What is important to note is that the shorter duration charge cycle or higher C rating battery has a much higher return per MWh of storage because the highest prices only occur for a single period, so extending the discharge time over lower priced periods reduces the average price received.
Whilst a 2.0 C battery will always have better financial performance than a lower C rating battery, it is often more expensive per MWh of storage. The question then becomes whether a battery system with a lower C rating can be a better choice if its cost per MWh is sufficiently low.
Another way of considering it is that if we look at annual averages, a 2.0 C battery could break even at $183.34/MWh, whilst a 0.25 C battery would need to be as low as $78.49/MWh, and a 0.5 C battery could break even at $112/MWh. This means that whilst Tesla has hit the news with a compelling price offer, if a 2 C battery could be installed at a price 50% higher than Tesla, it would potentially be a better economic choice when considering arbitrage alone.

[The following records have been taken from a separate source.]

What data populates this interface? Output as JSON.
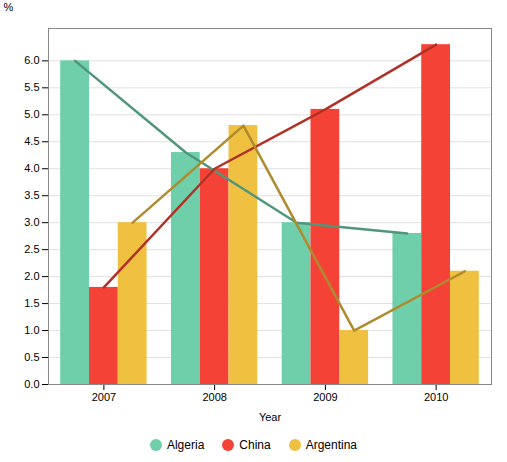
{
  "chart_data": {
    "type": "bar",
    "xlabel": "Year",
    "ylabel": "%",
    "categories": [
      "2007",
      "2008",
      "2009",
      "2010"
    ],
    "series": [
      {
        "name": "Algeria",
        "color": "#6ecfaa",
        "line_style": "solid",
        "values": [
          6.0,
          4.3,
          3.0,
          2.8
        ]
      },
      {
        "name": "China",
        "color": "#f44336",
        "line_style": "solid",
        "values": [
          1.8,
          4.0,
          5.1,
          6.3
        ]
      },
      {
        "name": "Argentina",
        "color": "#f0c040",
        "line_style": "solid",
        "values": [
          3.0,
          4.8,
          1.0,
          2.1
        ]
      }
    ],
    "ylim": [
      0.0,
      6.6
    ],
    "yticks": [
      {
        "value": 0.0,
        "label": "0.0"
      },
      0.5,
      {
        "value": 1.0,
        "label": "1.0"
      },
      1.5,
      {
        "value": 2.0,
        "label": "2.0"
      },
      2.5,
      {
        "value": 3.0,
        "label": "3.0"
      },
      3.5,
      {
        "value": 4.0,
        "label": "4.0"
      },
      4.5,
      {
        "value": 5.0,
        "label": "5.0"
      },
      5.5,
      {
        "value": 6.0,
        "label": "6.0"
      }
    ],
    "grid": true,
    "legend": "bottom"
  }
}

If we take the example that Elon Musk Tweeted, he talks of $250/kWh of capacity at the Powerpack level but the installed cost will likely be close to double this so around $500,000/MWh installed.
With an expected life of 3650 daily cycles over 10 years and if we ignore the fact that the battery will degrade to as little as 60% of its original capacity and discounted cash-flow analysis, but still considering 80% round trip efficiency, we get an effective price of $500,000/3650/0.8, which is $171/MWh.
The Tesla technology at present is 0.5C which could have returned $203.95/MWh in 2016 but would have averaged only $112.08/MWh in the past, which is insufficient to recover the investment costs at today’s prices.
What this means is that the potential investment is unlikely to make sense at grid scale on pure arbitrage value alone for a battery just yet, but it is getting much closer as the economics are approaching the level of an idealised arbitrageur.
A battery of 100MW would also have a material impact on spot prices in South Australia, such that it would marginally increase the lower prices and potentially reduce some of the peak prices quite significantly, thereby reducing the financial performance of the battery even further.
There are other income streams such as the Frequency Control Ancillary Services (FCAS) market but given that this is a balancing market to respond quickly to differences between dispatched power and system demand, it is not usual that such large MW volumes would be necessary most of the time and hence it may be considered oversized plus FCAS is even more volatile than energy spot markets.
Batteries can also perform “black start recovery”, i.e. return a system from a blackout condition which is an additional source of revenue but unlikely to be politically popular if it is called upon.
However, the operation of a grid connected battery is usually such that providing multiple services often conflict with each other meaning that the total value will be less than the sum of the potential maximum value of all the individual services. i.e. given the payback on arbitrage which is likely to be the largest value is marginal and the uncertainty is high, a commercial investor or battery supplier is not likely to fund a battery wholly themselves and will require “co-investment” or a subsidy before a battery is installed.
This is obviously the case in South Australia, so careful examination of the economics of the battery including both the power (MW) and energy (MWh) requirements will be needed to ensure that the people of South Australia get the right sized solution at the right price.